Reproduction quilt top by Claire McKarns
Claire framed a pheasant toile with pieced triangles and mitered a madder-style stripe.
Bird prints were so popular with quilters during the 1810-1840 period that reproduction stashes require them, but they are hard to find in quilt-weight fabric. Here are a few you might have in your chintz cupboard.
Jo Morton's 2010 reproduction of a "Bird Chintz" with a dark ground.
And a very accurate Drab or Quercitron yellow ground.
Read Jo's Journal entry on this print and its document here:
Harriet Hargrave reproduced pheasants and a plum tree in her Birds & Basics line a few years ago.
See Kimberley Wulfert's post on this line with a review of the literature on the bird chintzes:
You can always find birds chintzes in decorator-weight fabric like this one, which has a great bird for Broderie Perse. The background is too red to be an accurate reproduction but those birds isolated would look pretty good.
It's easier to find bird prints as single-color toile reproductions. Toile from the back of a quilt about 1830-1850.

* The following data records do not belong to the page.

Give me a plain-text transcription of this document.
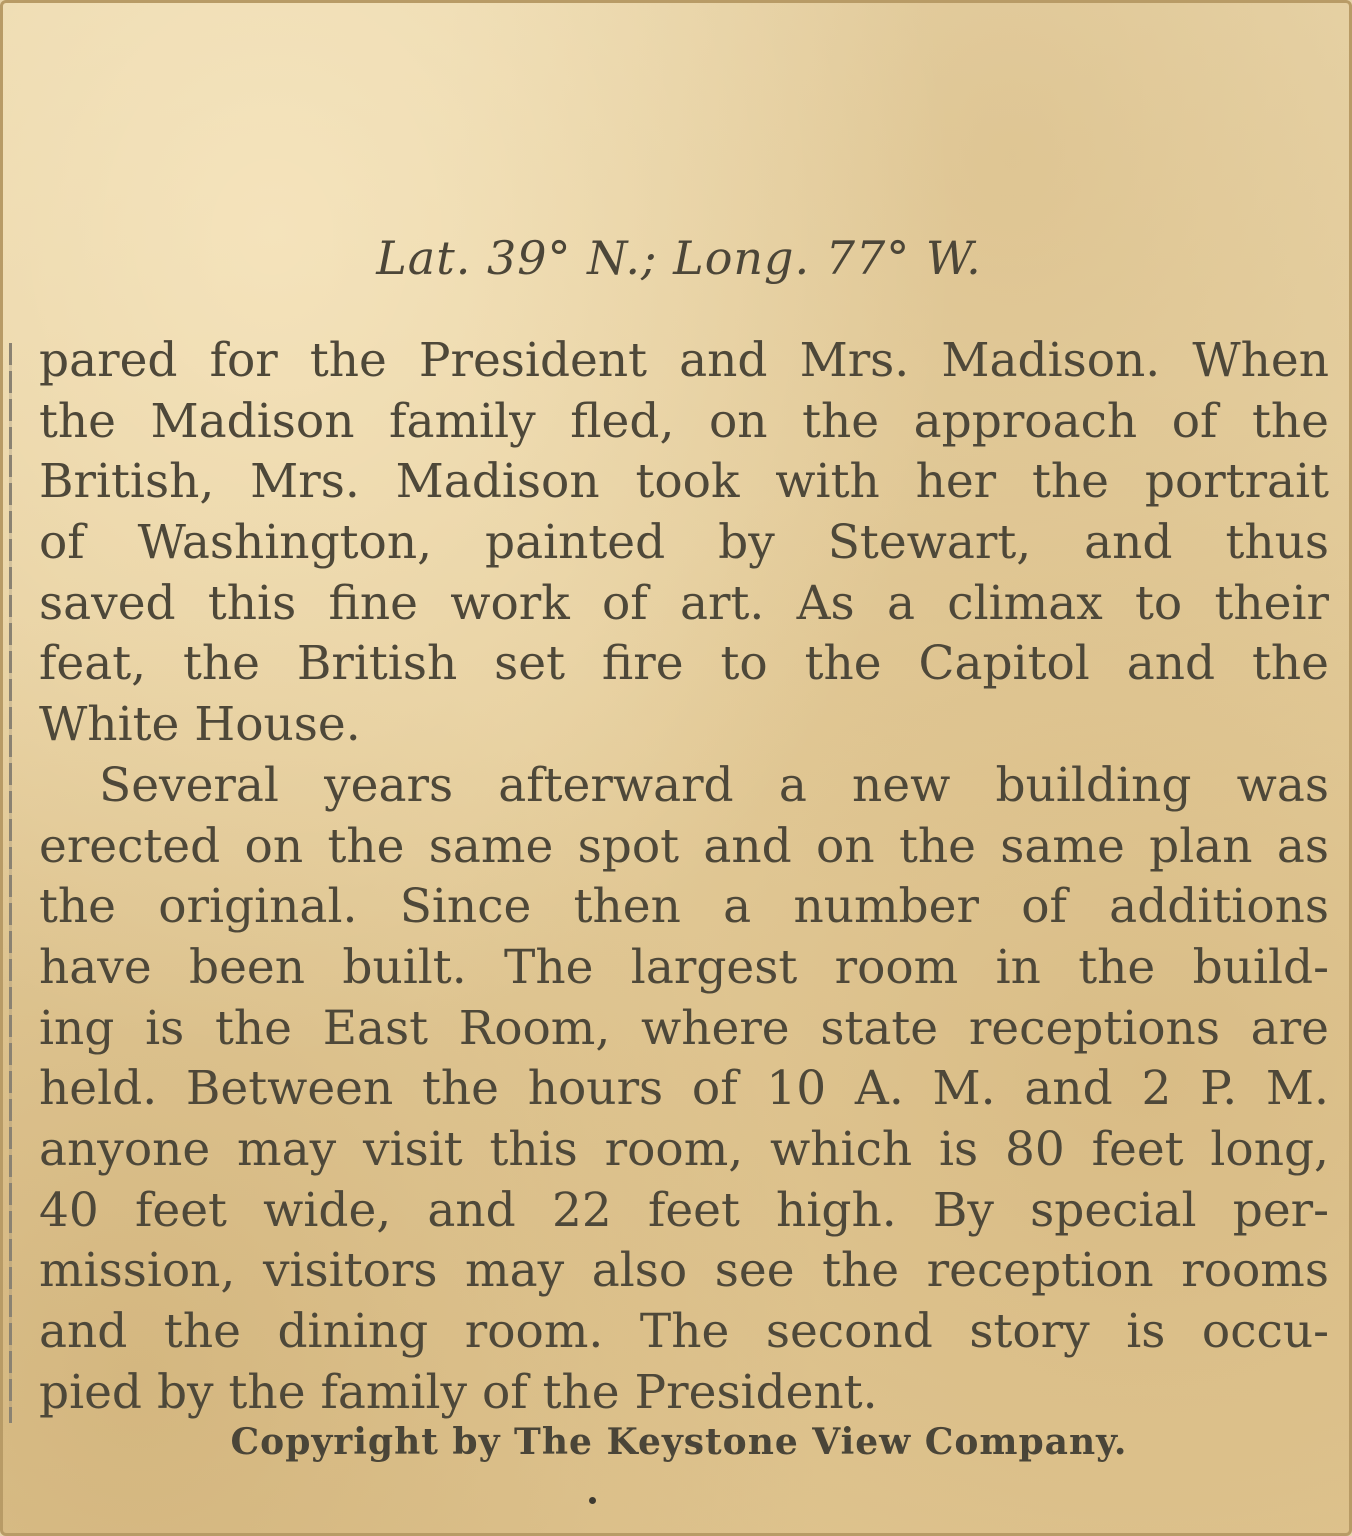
Lat. 39° N.; Long. 77° W.
pared for the President and Mrs. Madison. When
the Madison family fled, on the approach of the
British, Mrs. Madison took with her the portrait
of Washington, painted by Stewart, and thus
saved this fine work of art. As a climax to their
feat, the British set fire to the Capitol and the
White House.
Several years afterward a new building was
erected on the same spot and on the same plan as
the original. Since then a number of additions
have been built. The largest room in the build-
ing is the East Room, where state receptions are
held. Between the hours of 10 A. M. and 2 P. M.
anyone may visit this room, which is 80 feet long,
40 feet wide, and 22 feet high. By special per-
mission, visitors may also see the reception rooms
and the dining room. The second story is occu-
pied by the family of the President.

Copyright by The Keystone View Company.
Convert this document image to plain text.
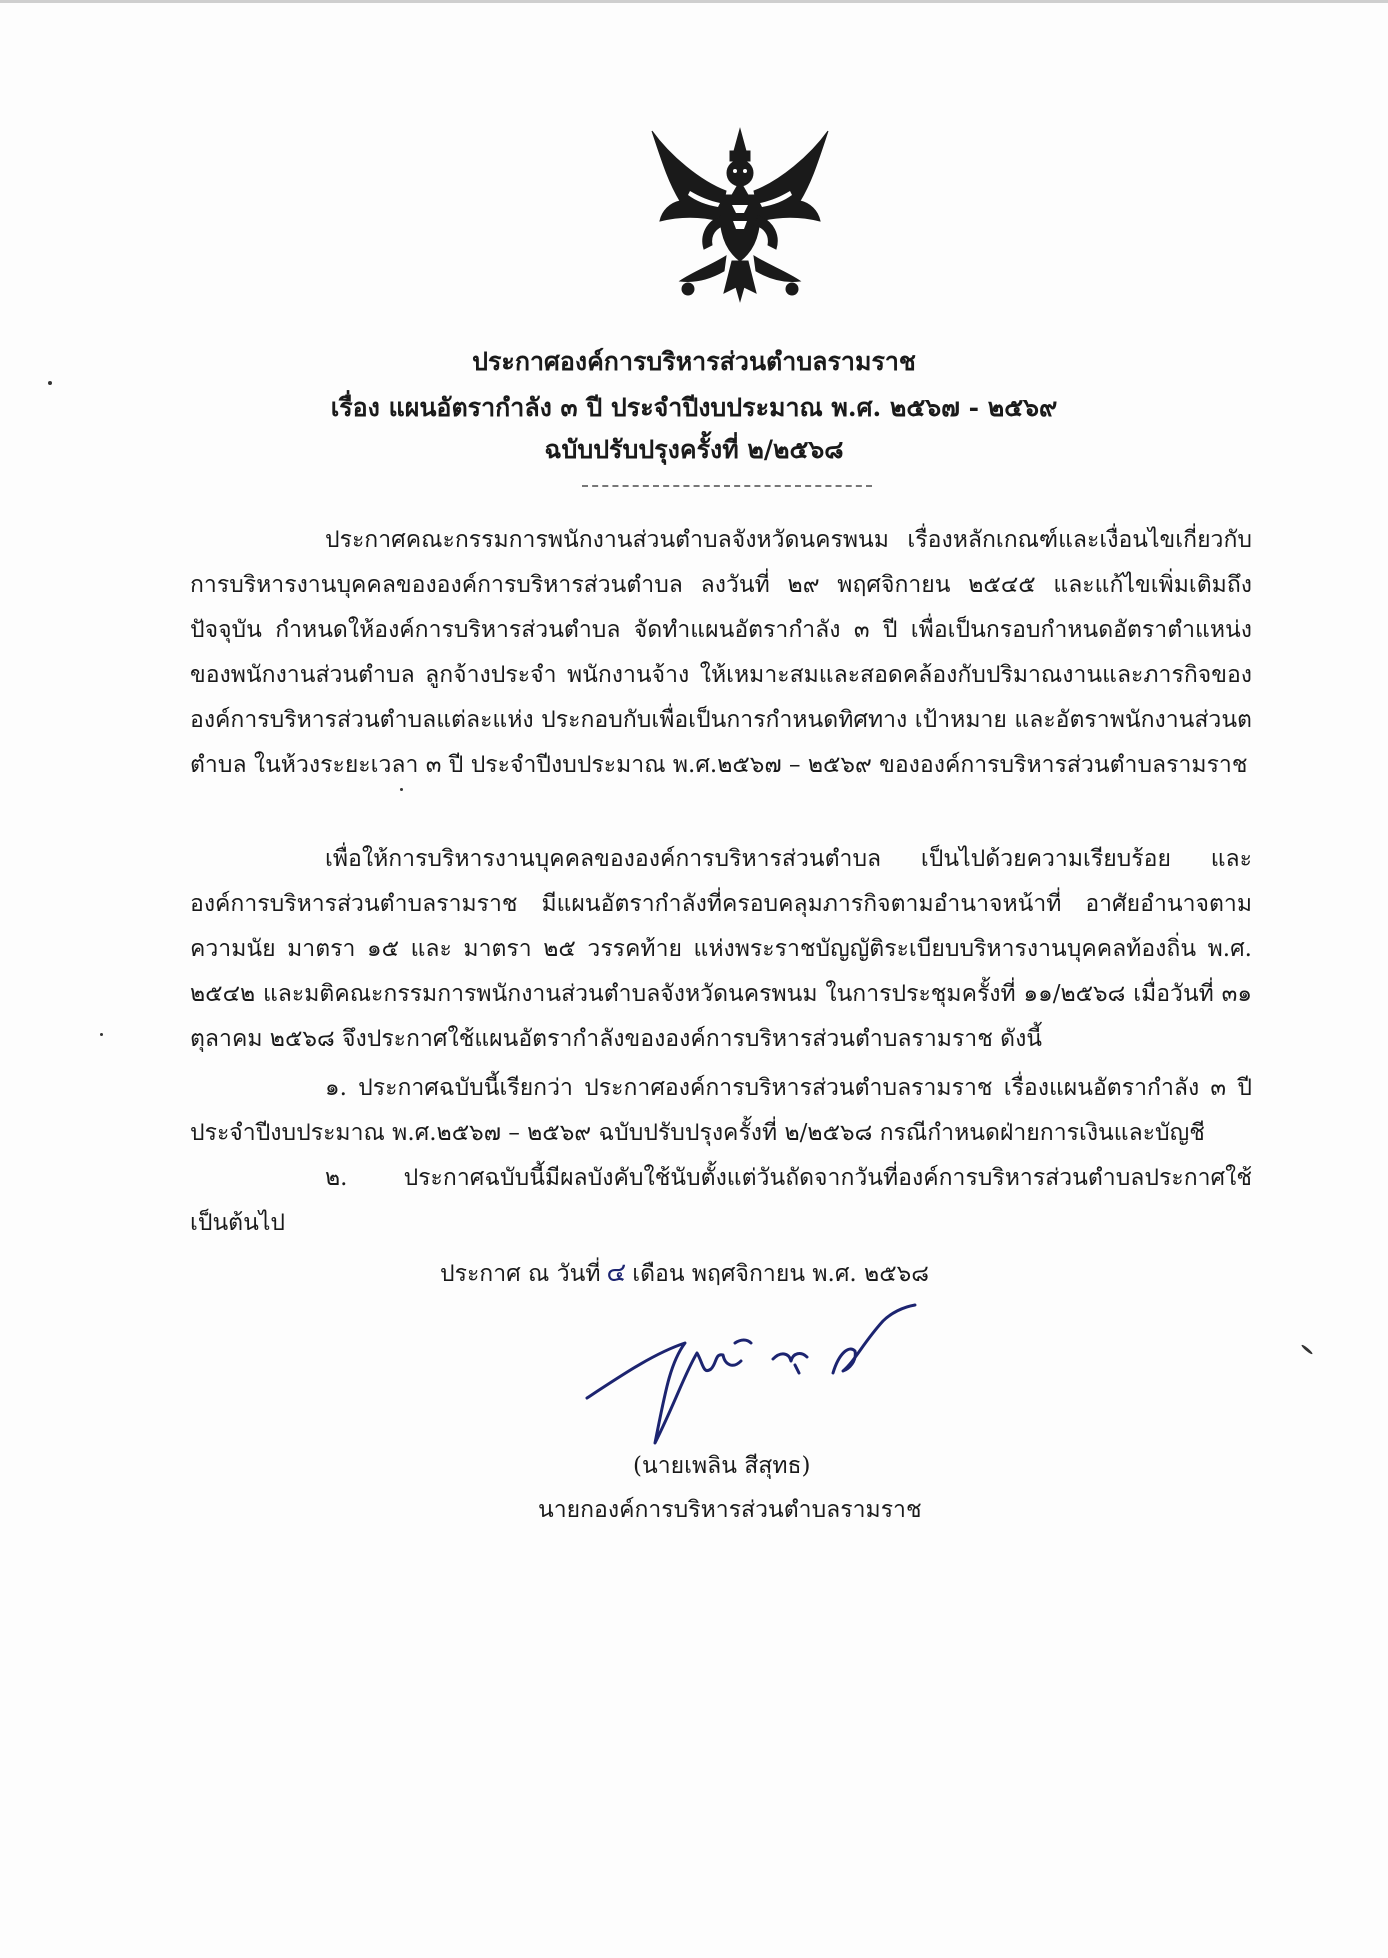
ประกาศองค์การบริหารส่วนตำบลรามราช
เรื่อง แผนอัตรากำลัง ๓ ปี ประจำปีงบประมาณ พ.ศ. ๒๕๖๗ - ๒๕๖๙
ฉบับปรับปรุงครั้งที่ ๒/๒๕๖๘

ประกาศคณะกรรมการพนักงานส่วนตำบลจังหวัดนครพนม เรื่องหลักเกณฑ์และเงื่อนไขเกี่ยวกับการบริหารงานบุคคลขององค์การบริหารส่วนตำบล ลงวันที่ ๒๙ พฤศจิกายน ๒๕๔๕ และแก้ไขเพิ่มเติมถึงปัจจุบัน กำหนดให้องค์การบริหารส่วนตำบล จัดทำแผนอัตรากำลัง ๓ ปี เพื่อเป็นกรอบกำหนดอัตราตำแหน่งของพนักงานส่วนตำบล ลูกจ้างประจำ พนักงานจ้าง ให้เหมาะสมและสอดคล้องกับปริมาณงานและภารกิจขององค์การบริหารส่วนตำบลแต่ละแห่ง ประกอบกับเพื่อเป็นการกำหนดทิศทาง เป้าหมาย และอัตราพนักงานส่วนตตำบล ในห้วงระยะเวลา ๓ ปี ประจำปีงบประมาณ พ.ศ.๒๕๖๗ – ๒๕๖๙ ขององค์การบริหารส่วนตำบลรามราช

เพื่อให้การบริหารงานบุคคลขององค์การบริหารส่วนตำบล เป็นไปด้วยความเรียบร้อย และองค์การบริหารส่วนตำบลรามราช มีแผนอัตรากำลังที่ครอบคลุมภารกิจตามอำนาจหน้าที่ อาศัยอำนาจตามความนัย มาตรา ๑๕ และ มาตรา ๒๕ วรรคท้าย แห่งพระราชบัญญัติระเบียบบริหารงานบุคคลท้องถิ่น พ.ศ. ๒๕๔๒ และมติคณะกรรมการพนักงานส่วนตำบลจังหวัดนครพนม ในการประชุมครั้งที่ ๑๑/๒๕๖๘ เมื่อวันที่ ๓๑ ตุลาคม ๒๕๖๘ จึงประกาศใช้แผนอัตรากำลังขององค์การบริหารส่วนตำบลรามราช ดังนี้

๑. ประกาศฉบับนี้เรียกว่า ประกาศองค์การบริหารส่วนตำบลรามราช เรื่องแผนอัตรากำลัง ๓ ปี ประจำปีงบประมาณ พ.ศ.๒๕๖๗ – ๒๕๖๙ ฉบับปรับปรุงครั้งที่ ๒/๒๕๖๘ กรณีกำหนดฝ่ายการเงินและบัญชี

๒. ประกาศฉบับนี้มีผลบังคับใช้นับตั้งแต่วันถัดจากวันที่องค์การบริหารส่วนตำบลประกาศใช้เป็นต้นไป

ประกาศ ณ วันที่ ๔ เดือน พฤศจิกายน พ.ศ. ๒๕๖๘
(นายเพลิน สีสุทธ)
นายกองค์การบริหารส่วนตำบลรามราช
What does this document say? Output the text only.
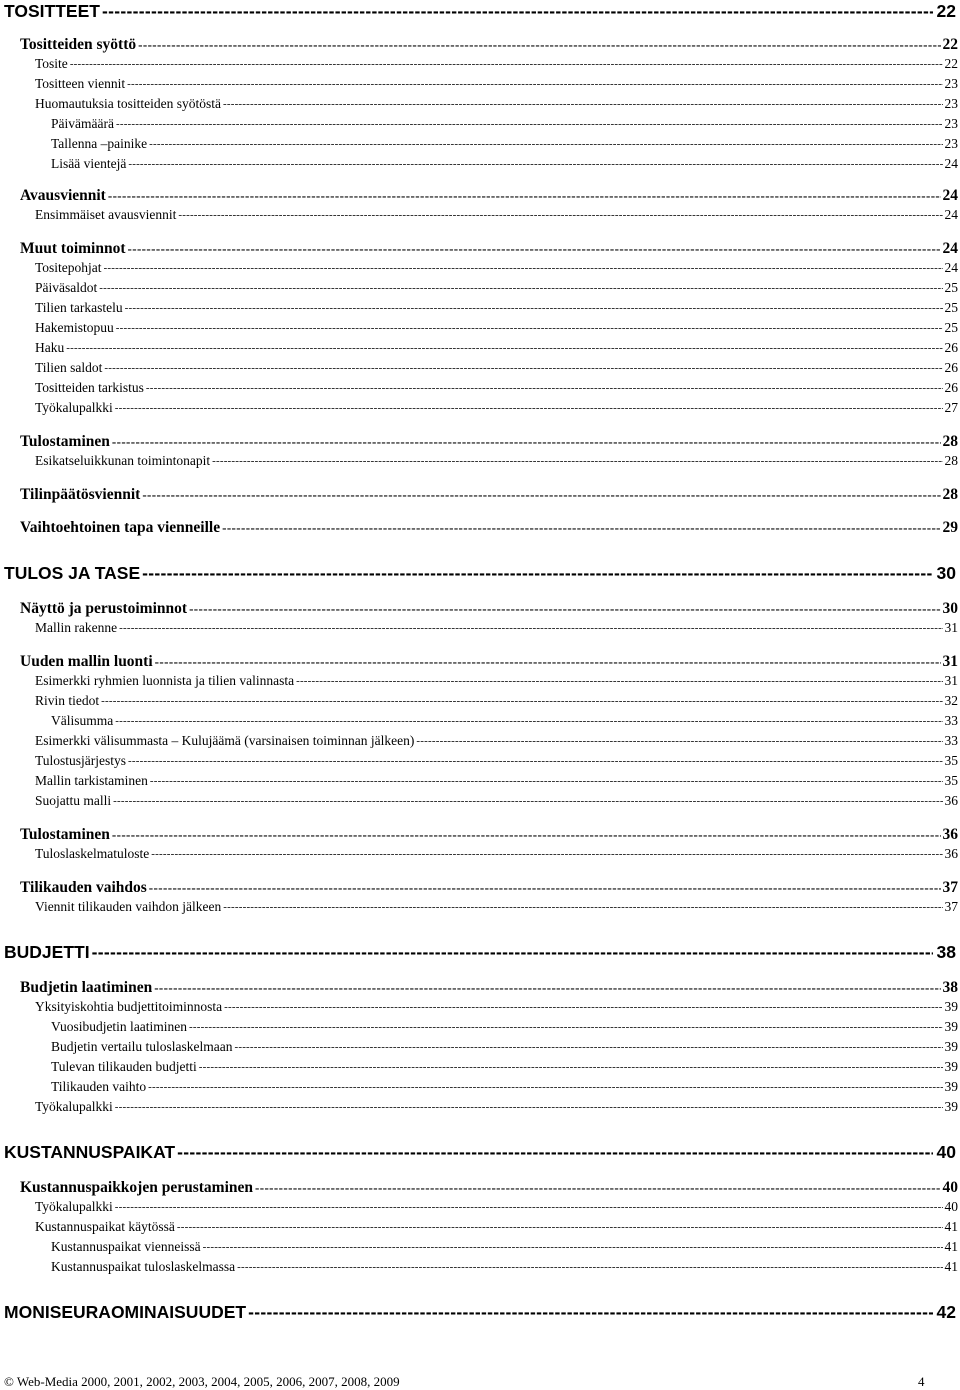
TOSITTEET -----	22
Tositteiden syöttö -----	22
Tosite -----	22
Tositteen viennit -----	23
Huomautuksia tositteiden syötöstä -----	23
Päivämäärä -----	23
Tallenna –painike -----	23
Lisää vientejä -----	24
Avausviennit -----	24
Ensimmäiset avausviennit -----	24
Muut toiminnot -----	24
Tositepohjat -----	24
Päiväsaldot -----	25
Tilien tarkastelu -----	25
Hakemistopuu -----	25
Haku -----	26
Tilien saldot -----	26
Tositteiden tarkistus -----	26
Työkalupalkki -----	27
Tulostaminen -----	28
Esikatseluikkunan toimintonapit -----	28
Tilinpäätösviennit -----	28
Vaihtoehtoinen tapa vienneille -----	29
TULOS JA TASE -----	30
Näyttö ja perustoiminnot -----	30
Mallin rakenne -----	31
Uuden mallin luonti -----	31
Esimerkki ryhmien luonnista ja tilien valinnasta -----	31
Rivin tiedot -----	32
Välisumma -----	33
Esimerkki välisummasta – Kulujäämä (varsinaisen toiminnan jälkeen) -----	33
Tulostusjärjestys -----	35
Mallin tarkistaminen -----	35
Suojattu malli -----	36
Tulostaminen -----	36
Tuloslaskelmatuloste -----	36
Tilikauden vaihdos -----	37
Viennit tilikauden vaihdon jälkeen -----	37
BUDJETTI -----	38
Budjetin laatiminen -----	38
Yksityiskohtia budjettitoiminnosta -----	39
Vuosibudjetin laatiminen -----	39
Budjetin vertailu tuloslaskelmaan -----	39
Tulevan tilikauden budjetti -----	39
Tilikauden vaihto -----	39
Työkalupalkki -----	39
KUSTANNUSPAIKAT -----	40
Kustannuspaikkojen perustaminen -----	40
Työkalupalkki -----	40
Kustannuspaikat käytössä -----	41
Kustannuspaikat vienneissä -----	41
Kustannuspaikat tuloslaskelmassa -----	41
MONISEURAOMINAISUUDET -----	42
© Web-Media 2000, 2001, 2002, 2003, 2004, 2005, 2006, 2007, 2008, 2009	4
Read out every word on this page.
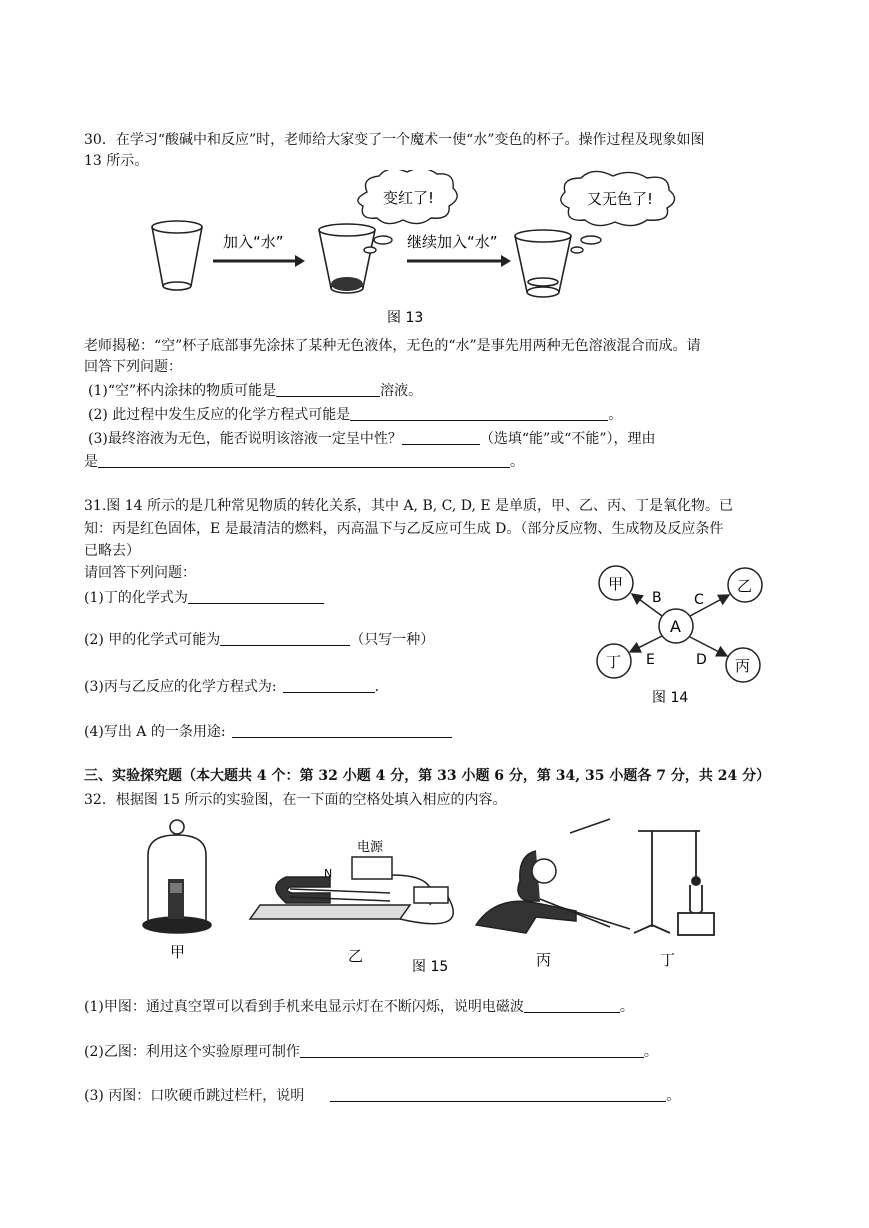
30．在学习“酸碱中和反应”时，老师给大家变了一个魔术一使“水”变色的杯子。操作过程及现象如图
13 所示。
加入“水”
变红了!
继续加入“水”
又无色了!
图 13
老师揭秘：“空”杯子底部事先涂抹了某种无色液体，无色的“水”是事先用两种无色溶液混合而成。请
回答下列问题：
(1)“空”杯内涂抹的物质可能是	溶液。
(2) 此过程中发生反应的化学方程式可能是	。
(3)最终溶液为无色，能否说明该溶液一定呈中性？	（选填“能”或“不能”），理由
是	。
31.图 14 所示的是几种常见物质的转化关系，其中 A, B, C, D, E 是单质，甲、乙、丙、丁是氧化物。已
知：丙是红色固体，E 是最清洁的燃料，丙高温下与乙反应可生成 D。（部分反应物、生成物及反应条件
已略去）
请回答下列问题：
(1)丁的化学式为
(2) 甲的化学式可能为	（只写一种）
(3)丙与乙反应的化学方程式为:	.
(4)写出 A 的一条用途:
A
甲	乙
丁	丙
B C
E	D
图 14
三、实验探究题（本大题共 4 个：第 32 小题 4 分，第 33 小题 6 分，第 34, 35 小题各 7 分，共 24 分）
32．根据图 15 所示的实验图，在一下面的空格处填入相应的内容。
甲
电源
N
乙	丙	丁
图 15
(1)甲图：通过真空罩可以看到手机来电显示灯在不断闪烁，说明电磁波	。
(2)乙图：利用这个实验原理可制作	。
(3) 丙图：口吹硬币跳过栏杆，说明	。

The toile is probably 1800-1820.
Terry Thompson and I reproduced the toile above about a dozen years ago for our first Moda reproduction collection called Floral Trails. Surprisingly, I found some still available on line.
The tan colorway
Kaye England has a nice chintz out in English Lane. She has done some great bird repros over the years.
Including this bird of paradise which Georgann Eglinski used in her reproduction of a quilt shown in a book by Robert Bishop years ago.
Georgann Eglinski, Thank You, Robert Bishop
The turkey fabric that Georgann used in this strip quilt is also from Kaye---quite a while ago.
Georgann Eglinski, Turkey Red, Turkey Blue
You may have to use a heavier weight decorating fabric to find good bird toiles.